ST – Corey Baird – 5.5

Corey Baird cuts a frustrated figure for FC Cincinnati of late. Had his difficult header in the 11th minute found the side netting, perhaps it would have given him the confidence to continue on and produce. However, it just missed, and he put in another uninvolved and detached performance.

Baird completed only 69 percent of his passes and created only one chance. Perhaps even worse, however, he didn’t get credit for a single defensive action and provided just two ball recoveries.


Sergio Santos (67th minute) – 5

Santos is another player whose night could have looked different but for a singular moment. He probably drew a penalty while he was on the pitch, but the referee didn’t call it on the field, and it wasn’t a big enough error to get VAR involved. As it stands, he played 24 minutes but only attempted eight passes. To make matters worse, he completed just four of them. He also committed two fouls to relieve pressure on the opponent.

Malik Pinto (72nd minute) – 7

Malik Pinto entered the match with a point to prove. Whether he just wanted to show well on the road in Mexico or thought he should have started at the base of midfield instead of Kubo, the young Princeton product flew around the pitch with venom while he was out there, getting into four tackles and winning four of five ground duels.

On the ball he also did his best to pull his team back into the tie, completing 91 percent of his passes including two into the final third.

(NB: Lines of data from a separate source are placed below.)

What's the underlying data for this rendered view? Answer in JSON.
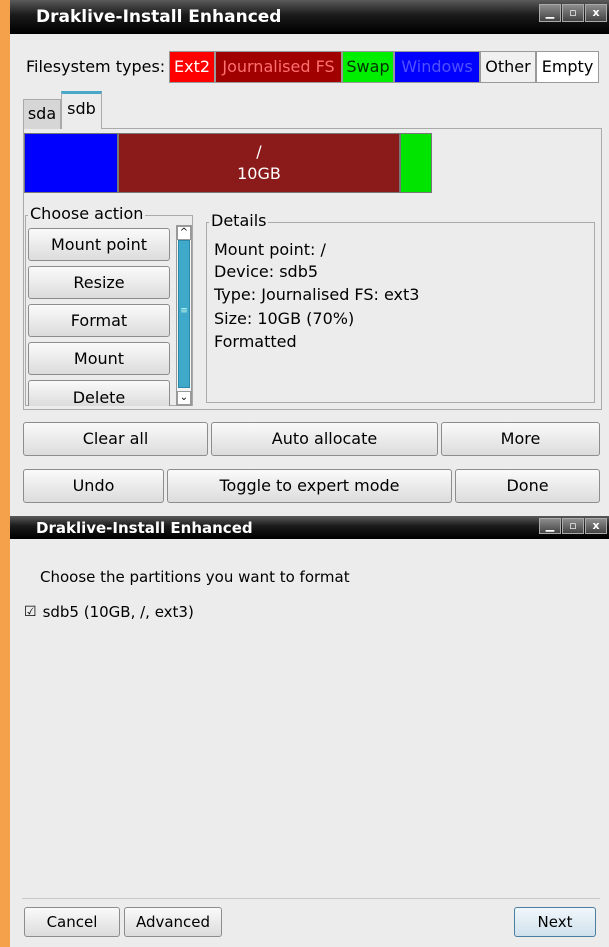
{
  "window1": {
    "title": "Draklive-Install Enhanced",
    "controls": {
      "minimize": "▁",
      "maximize": "▫",
      "close": "x"
    }
  },
  "filesystem_types": {
    "label": "Filesystem types:",
    "chips": [
      {
        "label": "Ext2",
        "bg": "#ff0000",
        "fg": "#ffffff"
      },
      {
        "label": "Journalised FS",
        "bg": "#a00000",
        "fg": "#ff7070"
      },
      {
        "label": "Swap",
        "bg": "#00ee00",
        "fg": "#003300"
      },
      {
        "label": "Windows",
        "bg": "#0000ff",
        "fg": "#5050ff"
      },
      {
        "label": "Other",
        "bg": "#f0f0f0",
        "fg": "#000000"
      },
      {
        "label": "Empty",
        "bg": "#ffffff",
        "fg": "#000000"
      }
    ]
  },
  "tabs": [
    {
      "label": "sda",
      "active": false
    },
    {
      "label": "sdb",
      "active": true
    }
  ],
  "partition_bar": {
    "segments": [
      {
        "kind": "windows",
        "color": "#0000ff",
        "mount": "",
        "size": ""
      },
      {
        "kind": "journalised",
        "color": "#8b1a1a",
        "mount": "/",
        "size": "10GB"
      },
      {
        "kind": "swap",
        "color": "#00e400",
        "mount": "",
        "size": ""
      }
    ]
  },
  "choose_action": {
    "legend": "Choose action",
    "buttons": [
      "Mount point",
      "Resize",
      "Format",
      "Mount",
      "Delete"
    ]
  },
  "details": {
    "legend": "Details",
    "lines": [
      "Mount point: /",
      "Device: sdb5",
      "Type: Journalised FS: ext3",
      "Size: 10GB (70%)",
      "Formatted"
    ]
  },
  "bottom_row1": [
    "Clear all",
    "Auto allocate",
    "More"
  ],
  "bottom_row2": [
    "Undo",
    "Toggle to expert mode",
    "Done"
  ],
  "window2": {
    "title": "Draklive-Install Enhanced",
    "heading": "Choose the partitions you want to format",
    "checkbox_mark": "☑",
    "checkbox_label": "sdb5 (10GB, /, ext3)",
    "checked": true,
    "cancel": "Cancel",
    "advanced": "Advanced",
    "next": "Next"
  },
  "colors": {
    "desktop": "#f5a04a",
    "window_bg": "#ececec",
    "accent": "#3fa9cc"
  }
}
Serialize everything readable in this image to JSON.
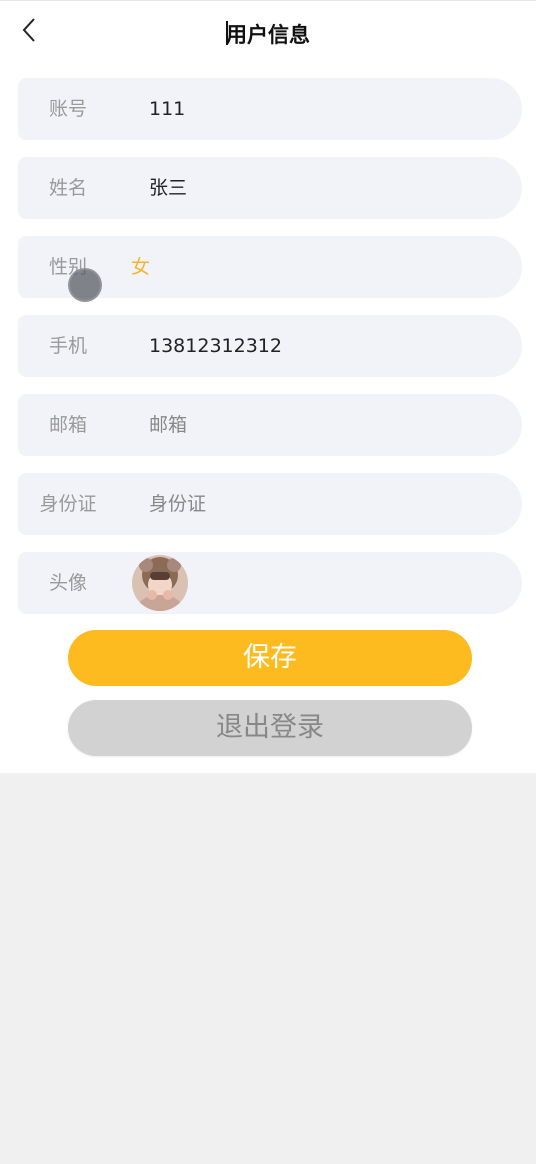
{
  "header": {
    "title": "用户信息",
    "back_icon": "chevron-left-icon"
  },
  "form": {
    "account": {
      "label": "账号",
      "value": "111"
    },
    "name": {
      "label": "姓名",
      "value": "张三"
    },
    "gender": {
      "label": "性别",
      "value": "女"
    },
    "phone": {
      "label": "手机",
      "value": "13812312312"
    },
    "email": {
      "label": "邮箱",
      "placeholder": "邮箱"
    },
    "idcard": {
      "label": "身份证",
      "placeholder": "身份证"
    },
    "avatar": {
      "label": "头像",
      "icon": "avatar-image"
    }
  },
  "buttons": {
    "save": "保存",
    "logout": "退出登录"
  },
  "colors": {
    "accent": "#fdbb1f",
    "gender_value": "#f7b52c",
    "row_bg": "#f2f3f9",
    "logout_bg": "#d2d2d2"
  }
}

Kipp Keller (72nd minute) – 6

Kipp Keller entered the match with his team trailing by two goals in the tie and the opponent content to just see the match out. Consequently, he wasn’t asked to do much. He was able to contribute two passes into the final third, and he won his only aerial duel. He did have one worrisome moment, however, when he was nutmegged in the 81st minute, forcing Bucha to come over and tackle the ball out for a corner.

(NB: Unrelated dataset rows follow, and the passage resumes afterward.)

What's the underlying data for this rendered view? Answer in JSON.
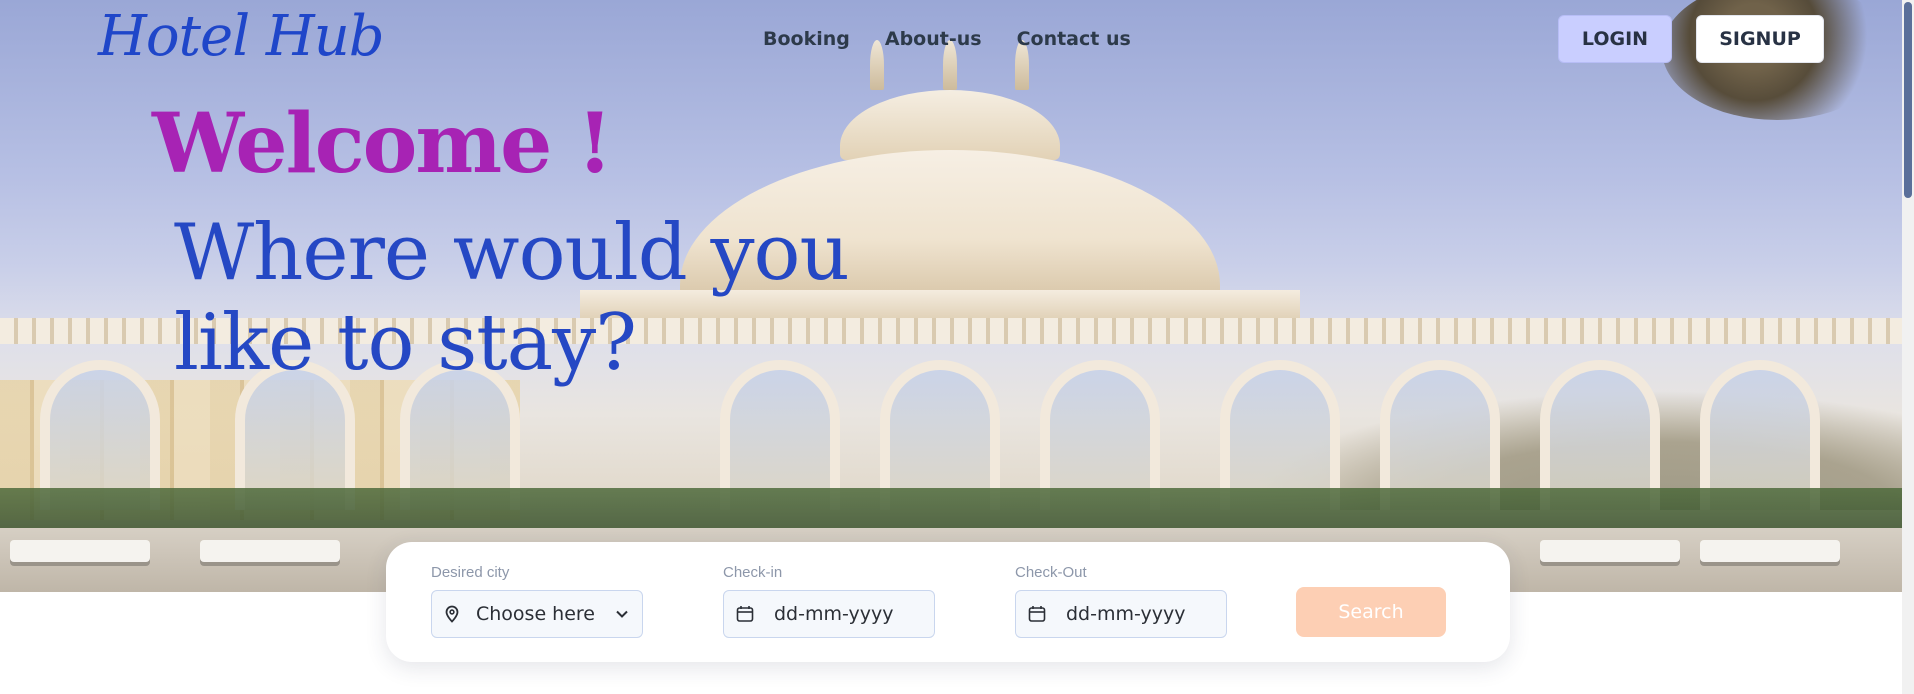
{
  "brand": {
    "logo_text": "Hotel Hub"
  },
  "nav": {
    "items": [
      {
        "label": "Booking"
      },
      {
        "label": "About-us"
      },
      {
        "label": "Contact us"
      }
    ]
  },
  "auth": {
    "login_label": "LOGIN",
    "signup_label": "SIGNUP"
  },
  "hero": {
    "welcome": "Welcome !",
    "tagline_line1": "Where would you",
    "tagline_line2": "like to stay?"
  },
  "search": {
    "city": {
      "label": "Desired city",
      "value": "Choose here"
    },
    "checkin": {
      "label": "Check-in",
      "placeholder": "dd-mm-yyyy"
    },
    "checkout": {
      "label": "Check-Out",
      "placeholder": "dd-mm-yyyy"
    },
    "button_label": "Search"
  },
  "icons": {
    "city": "location-pin-icon",
    "checkin": "calendar-icon",
    "checkout": "calendar-icon",
    "city_dropdown": "chevron-down-icon"
  },
  "colors": {
    "logo": "#1f46c9",
    "welcome": "#a723b4",
    "tagline": "#2548c4",
    "login_bg": "#c9ceff",
    "search_button": "#fdcfb4"
  }
}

Gerardo Valenzuela (84th minute) – N/A

Alvas Powell (84th minute) – N/A

Availability Notes: Alec Kann (hand), Marco Angulo (famil matter)

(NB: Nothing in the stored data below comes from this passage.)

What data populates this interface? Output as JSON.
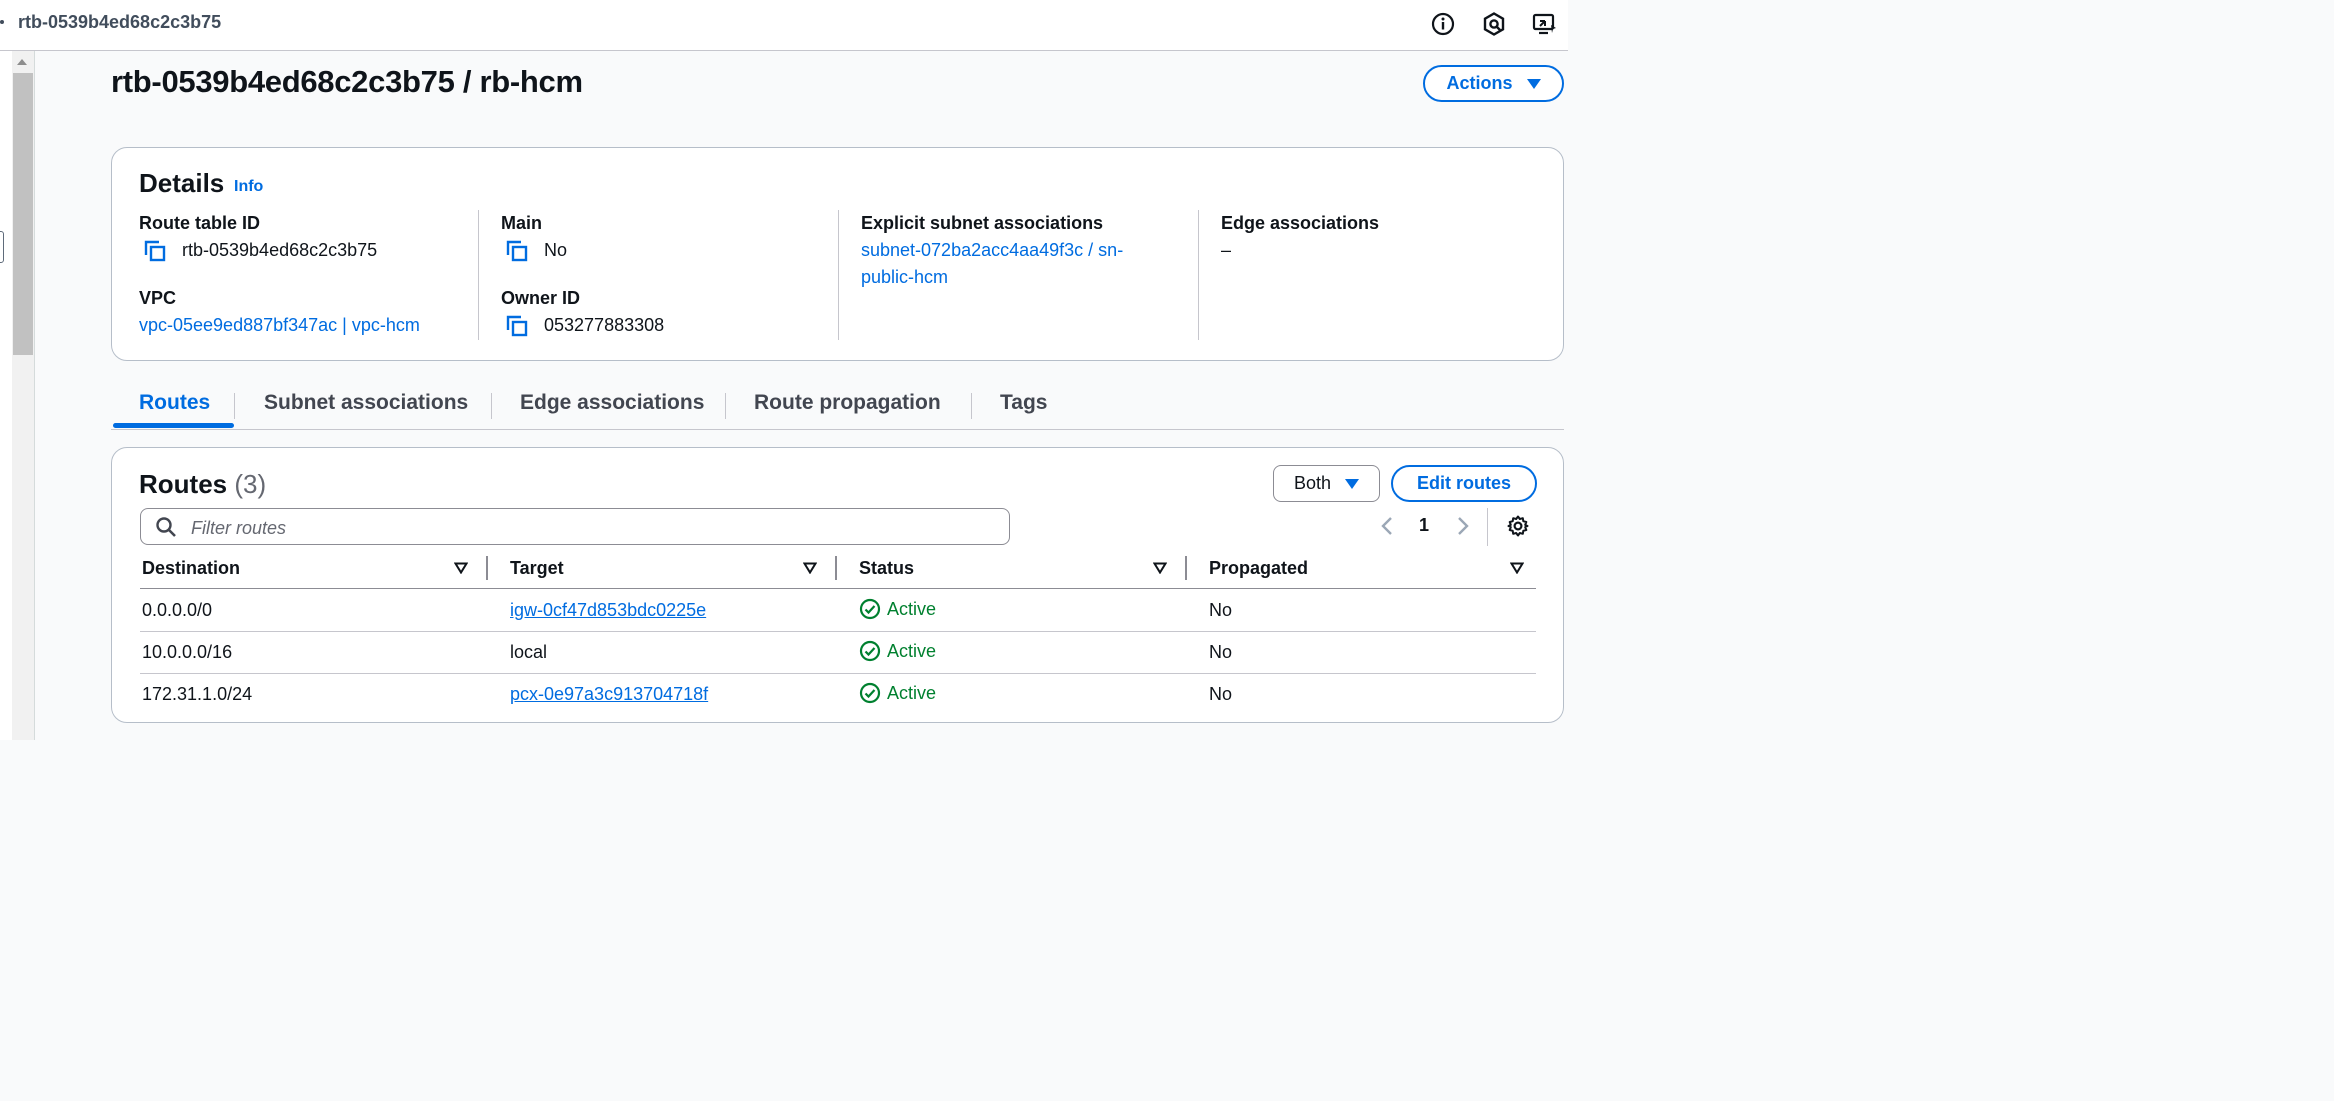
{
  "topbar": {
    "title": "rtb-0539b4ed68c2c3b75",
    "icons": [
      "info-icon",
      "hexagon-icon",
      "screen-share-icon"
    ]
  },
  "page": {
    "title": "rtb-0539b4ed68c2c3b75 / rb-hcm",
    "actions_label": "Actions"
  },
  "details": {
    "heading": "Details",
    "info_label": "Info",
    "route_table_id_label": "Route table ID",
    "route_table_id": "rtb-0539b4ed68c2c3b75",
    "vpc_label": "VPC",
    "vpc_value": "vpc-05ee9ed887bf347ac | vpc-hcm",
    "main_label": "Main",
    "main_value": "No",
    "owner_label": "Owner ID",
    "owner_value": "053277883308",
    "explicit_label": "Explicit subnet associations",
    "explicit_line1": "subnet-072ba2acc4aa49f3c / sn-",
    "explicit_line2": "public-hcm",
    "edge_label": "Edge associations",
    "edge_value": "–"
  },
  "tabs": [
    {
      "label": "Routes",
      "active": true
    },
    {
      "label": "Subnet associations",
      "active": false
    },
    {
      "label": "Edge associations",
      "active": false
    },
    {
      "label": "Route propagation",
      "active": false
    },
    {
      "label": "Tags",
      "active": false
    }
  ],
  "routes": {
    "heading": "Routes",
    "count": "(3)",
    "filter_select": "Both",
    "edit_label": "Edit routes",
    "search_placeholder": "Filter routes",
    "page_number": "1",
    "columns": [
      "Destination",
      "Target",
      "Status",
      "Propagated"
    ],
    "rows": [
      {
        "destination": "0.0.0.0/0",
        "target": "igw-0cf47d853bdc0225e",
        "target_link": true,
        "status": "Active",
        "propagated": "No"
      },
      {
        "destination": "10.0.0.0/16",
        "target": "local",
        "target_link": false,
        "status": "Active",
        "propagated": "No"
      },
      {
        "destination": "172.31.1.0/24",
        "target": "pcx-0e97a3c913704718f",
        "target_link": true,
        "status": "Active",
        "propagated": "No"
      }
    ]
  },
  "colors": {
    "accent": "#006ce0",
    "success": "#00802f",
    "text": "#0f141a",
    "border": "#b6bec9"
  }
}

  • xG – Expected goals (or xG) measures the quality of a chance by calculating the likelihood that it will be scored from a particular position on the pitch during a particular phase of play
  • xA – Expected assist (or xA) is directly related to the xG of a shot that the pass creates.
  • Post-Shot xG (PSxG) – Post-Shot xG is calculated after the shot has been taken, once it is known that the shot is on-target, taking into account the quality of the shot.
  • Progressive Pass – A pass that advances toward the opponent’s goal where the distance between the starting point and the next touch is:
    • at least 30 meters closer to the opponent’s goal if the starting and finishing points are within a team’s own half
    • at least 15 meters closer to the opponent’s goal if the starting and finishing points are in different halves
    • at least 10 meters closer to the opponent’s goal if the starting and finishing points are in the opponent’s half
  • Progressive Carry – Carries that move the ball toward the opponent’s goal at least 5 yards or any carry into the penalty area. Excludes carries from the defending 40% of the pitch.
  • Dribble – Moving past the opposing player while maintaining possession of the ball. When a player shields the ball or otherwise uses physical strength to maintain possession, this is not a dribble.
  • Key Pass – A pass that immediately creates a clear goal scoring opportunity for a teammate. A key pass does not have to lead to a shot, and thus is different than a shot-creating action.
  • Long Pass – Definition depends on the site being used. Typically, a pass that travels a distance greater than 30 yards.
  • Mistouch – When a player fails when trying to gain control of the ball without a defender earning a tackle or a ground duel.
  • Ground Duel – A challenge between two players to gain control of the ball, progress with the ball, or change its direction.
  • Dispossessed – The times a player loses control of the ball after a tackle from an opponent, not including attempted dribbles.
  • Recovery – Any action that ends the possession of the opponent without the ball going out of bounds. Recoveries are typically duels (44%) or interceptions (16%), but can happen without any specific action from the player doing the recovery (positioning himself correctly or simply collecting the ball).